2x JA zu den Parkier- und Parkkartengebühren

Für das Grüne Bündnis ist klar: In Anbetracht der Klimakrise muss die Verminderung vom Autoverkehr in den Städten und auf den Autobahnen eine hohe Priorität haben. Mit den moderaten Erhöhungen von Gebühren für die Nutzung von Parkplätzen im öffentlichen Raum kann die Stadt endlich einen überfälligen Schritt vorwärts machen. Dass die Stadt die Parkplatznutzung im öffentlichen Raum weiterhin im heutigen Ausmass subventioniert, kommt für uns nicht infrage. Die Nutzung durch die Autoparkierer*innen muss fairer abgegolten werden.
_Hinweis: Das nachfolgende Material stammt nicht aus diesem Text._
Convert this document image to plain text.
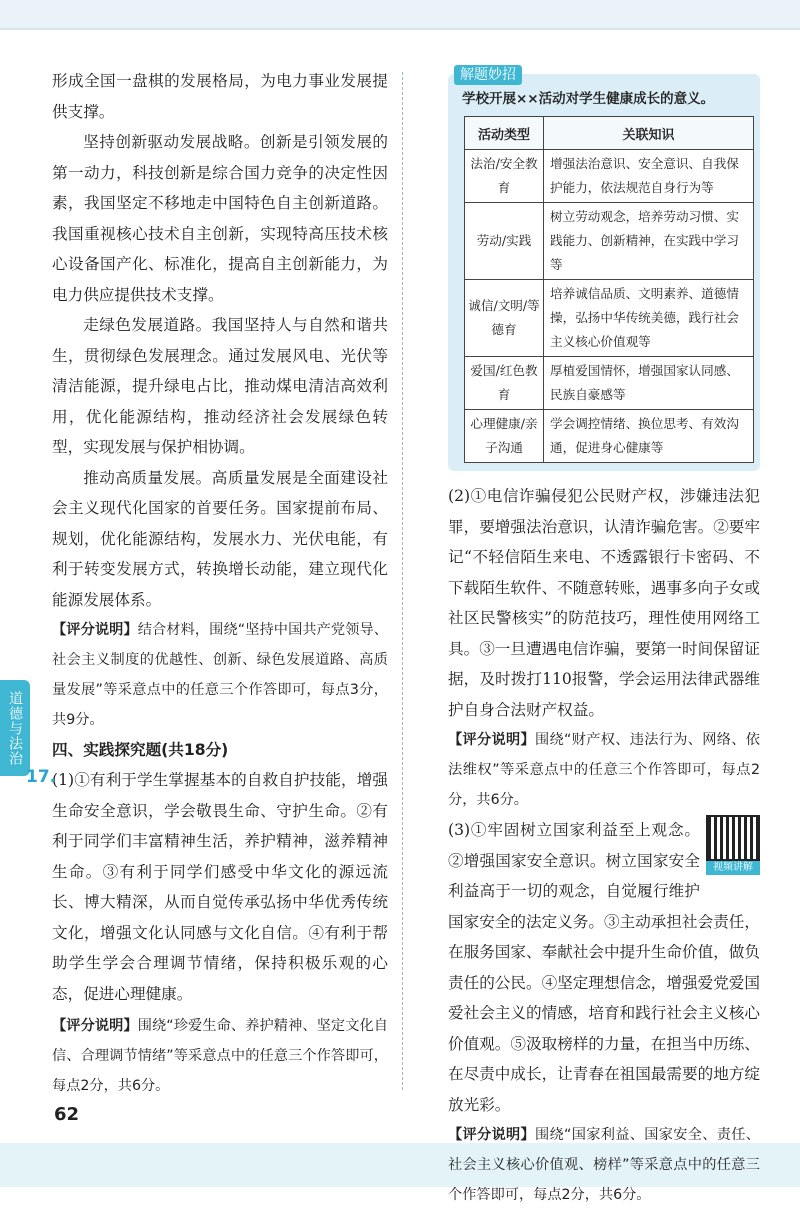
道德与法治

形成全国一盘棋的发展格局，为电力事业发展提供支撑。

坚持创新驱动发展战略。创新是引领发展的第一动力，科技创新是综合国力竞争的决定性因素，我国坚定不移地走中国特色自主创新道路。我国重视核心技术自主创新，实现特高压技术核心设备国产化、标准化，提高自主创新能力，为电力供应提供技术支撑。

走绿色发展道路。我国坚持人与自然和谐共生，贯彻绿色发展理念。通过发展风电、光伏等清洁能源，提升绿电占比，推动煤电清洁高效利用，优化能源结构，推动经济社会发展绿色转型，实现发展与保护相协调。

推动高质量发展。高质量发展是全面建设社会主义现代化国家的首要任务。国家提前布局、规划，优化能源结构，发展水力、光伏电能，有利于转变发展方式，转换增长动能，建立现代化能源发展体系。

【评分说明】结合材料，围绕“坚持中国共产党领导、社会主义制度的优越性、创新、绿色发展道路、高质量发展”等采意点中的任意三个作答即可，每点3分，共9分。

四、实践探究题(共18分)

17.

(1)①有利于学生掌握基本的自救自护技能，增强生命安全意识，学会敬畏生命、守护生命。②有利于同学们丰富精神生活，养护精神，滋养精神生命。③有利于同学们感受中华文化的源远流长、博大精深，从而自觉传承弘扬中华优秀传统文化，增强文化认同感与文化自信。④有利于帮助学生学会合理调节情绪，保持积极乐观的心态，促进心理健康。

【评分说明】围绕“珍爱生命、养护精神、坚定文化自信、合理调节情绪”等采意点中的任意三个作答即可，每点2分，共6分。

解题妙招
学校开展××活动对学生健康成长的意义。
活动类型	关联知识
法治/安全教育	增强法治意识、安全意识、自我保护能力，依法规范自身行为等
劳动/实践	树立劳动观念，培养劳动习惯、实践能力、创新精神，在实践中学习等
诚信/文明/等德育	培养诚信品质、文明素养、道德情操，弘扬中华传统美德，践行社会主义核心价值观等
爱国/红色教育	厚植爱国情怀，增强国家认同感、民族自豪感等
心理健康/亲子沟通	学会调控情绪、换位思考、有效沟通，促进身心健康等

(2)①电信诈骗侵犯公民财产权，涉嫌违法犯罪，要增强法治意识，认清诈骗危害。②要牢记“不轻信陌生来电、不透露银行卡密码、不下载陌生软件、不随意转账，遇事多向子女或社区民警核实”的防范技巧，理性使用网络工具。③一旦遭遇电信诈骗，要第一时间保留证据，及时拨打110报警，学会运用法律武器维护自身合法财产权益。

【评分说明】围绕“财产权、违法行为、网络、依法维权”等采意点中的任意三个作答即可，每点2分，共6分。

视频讲解

(3)①牢固树立国家利益至上观念。②增强国家安全意识。树立国家安全利益高于一切的观念，自觉履行维护国家安全的法定义务。③主动承担社会责任，在服务国家、奉献社会中提升生命价值，做负责任的公民。④坚定理想信念，增强爱党爱国爱社会主义的情感，培育和践行社会主义核心价值观。⑤汲取榜样的力量，在担当中历练、在尽责中成长，让青春在祖国最需要的地方绽放光彩。

【评分说明】围绕“国家利益、国家安全、责任、社会主义核心价值观、榜样”等采意点中的任意三个作答即可，每点2分，共6分。

62
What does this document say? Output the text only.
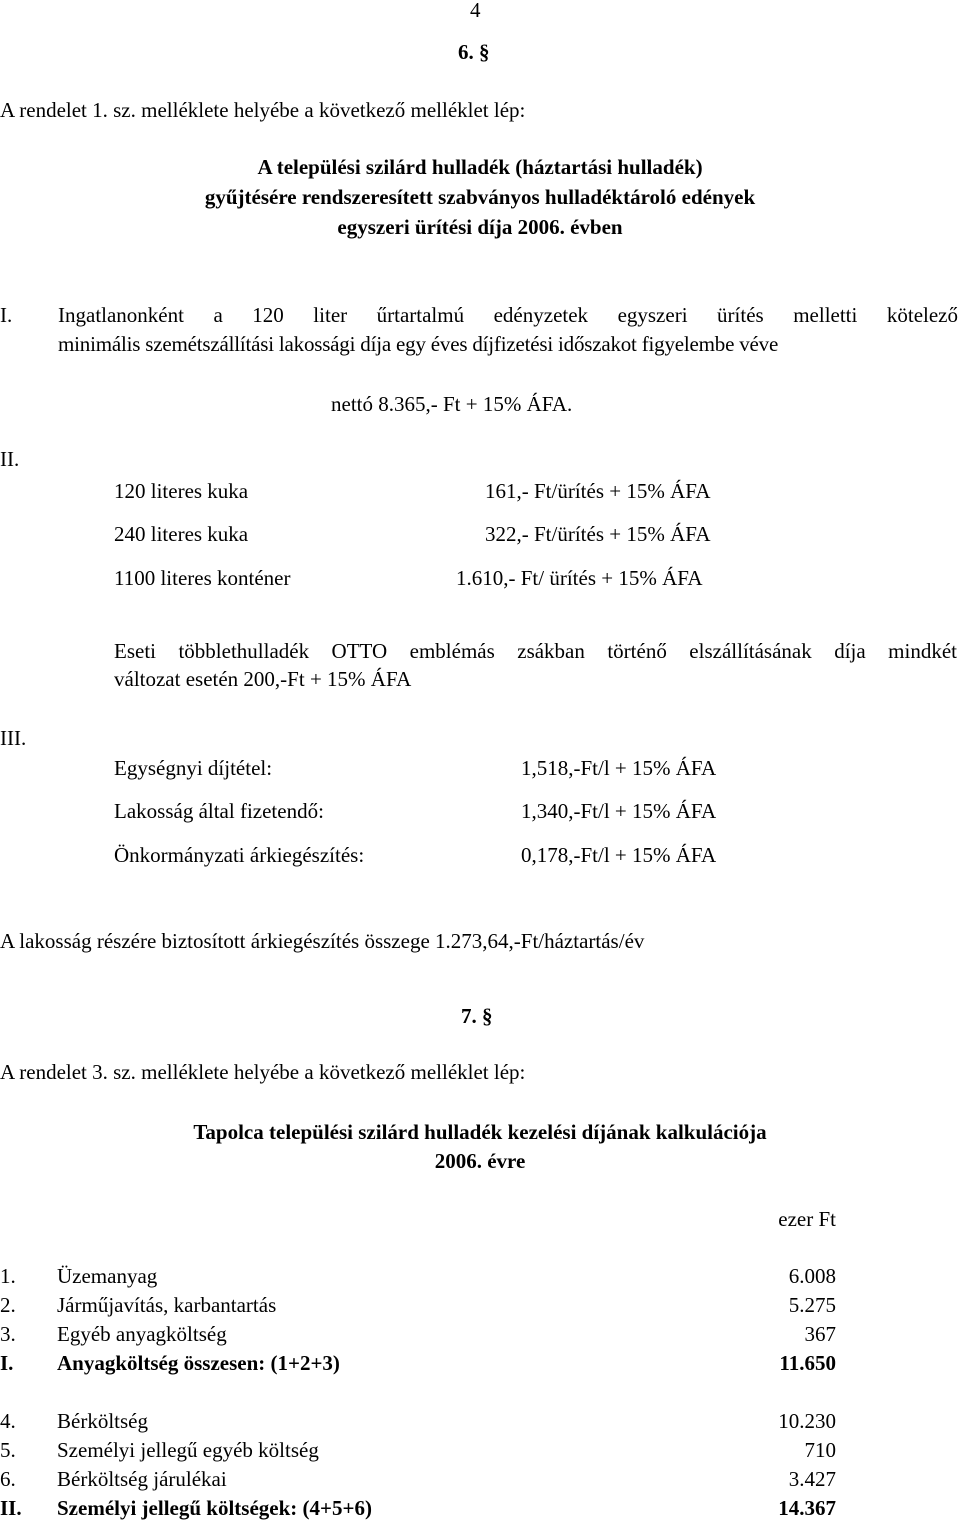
4
6. §
A rendelet 1. sz. melléklete helyébe a következő melléklet lép:
A települési szilárd hulladék (háztartási hulladék)
gyűjtésére rendszeresített szabványos hulladéktároló edények
egyszeri ürítési díja 2006. évben
I. Ingatlanonként a 120 liter űrtartalmú edényzetek egyszeri ürítés melletti kötelező
minimális szemétszállítási lakossági díja egy éves díjfizetési időszakot figyelembe véve
nettó 8.365,- Ft + 15% ÁFA.
II.
120 literes kuka	161,- Ft/ürítés + 15% ÁFA
240 literes kuka	322,- Ft/ürítés + 15% ÁFA
1100 literes konténer	1.610,- Ft/ ürítés + 15% ÁFA
Eseti többlethulladék OTTO emblémás zsákban történő elszállításának díja mindkét
változat esetén 200,-Ft + 15% ÁFA
III.
Egységnyi díjtétel:	1,518,-Ft/l + 15% ÁFA
Lakosság által fizetendő:	1,340,-Ft/l + 15% ÁFA
Önkormányzati árkiegészítés:	0,178,-Ft/l + 15% ÁFA
A lakosság részére biztosított árkiegészítés összege 1.273,64,-Ft/háztartás/év
7. §
A rendelet 3. sz. melléklete helyébe a következő melléklet lép:
Tapolca települési szilárd hulladék kezelési díjának kalkulációja
2006. évre
ezer Ft
1. Üzemanyag	6.008
2. Járműjavítás, karbantartás	5.275
3. Egyéb anyagköltség	367
I. Anyagköltség összesen: (1+2+3)	11.650
4. Bérköltség	10.230
5. Személyi jellegű egyéb költség	710
6. Bérköltség járulékai	3.427
II. Személyi jellegű költségek: (4+5+6)	14.367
Das GB hätte sich sogar für eine stärkere Erhöhung der Parkiergebühren und eine soziale Abfederung für Geringverdienende gewünscht – ist mit diesen Forderungen jedoch im Stadtrat gescheitert.

JA zum Personalreglement

Das Grüne Bündnis ist erfreut, dass die Stadt mit einem Ja zur Teilrevision des städtischen Personalreglements die Gelegenheit hat, einen grossen gleichstellungspolitischen Fortschritt zu erzielen. Die Revision bringt für das städtische Personal zahlreiche Verbesserungen bei den Anstellungsbedingungen, v.a. bezüglich der Vereinbarkeit von Elternschaft und Erwerbsarbeit. Mit der Verlängerung des Vaterschaftsurlaubs auf acht Wochen, der Einführung eines vorgeburtlichen Schwangerschaftsurlaubs oder einer zusätzlichen Elternzeit wird die Stadt zur Arbeitgeberin mit Vorbildcharakter. Die fast kostenneutrale Revision bringt zudem auch viele Verbesserungen für die Tieflohn-Angestellten, was vor allem Frauen sind. Das Grüne Bündnis ist überzeugt, dass die Stimmbevölkerung ebenfalls zeitgemässe Arbeitsbedingungen will für diejenigen Menschen, die tagtäglich unsere Kinder betreuen, unseren Kehricht einsammeln oder offene Ohren für unsere Anliegen haben.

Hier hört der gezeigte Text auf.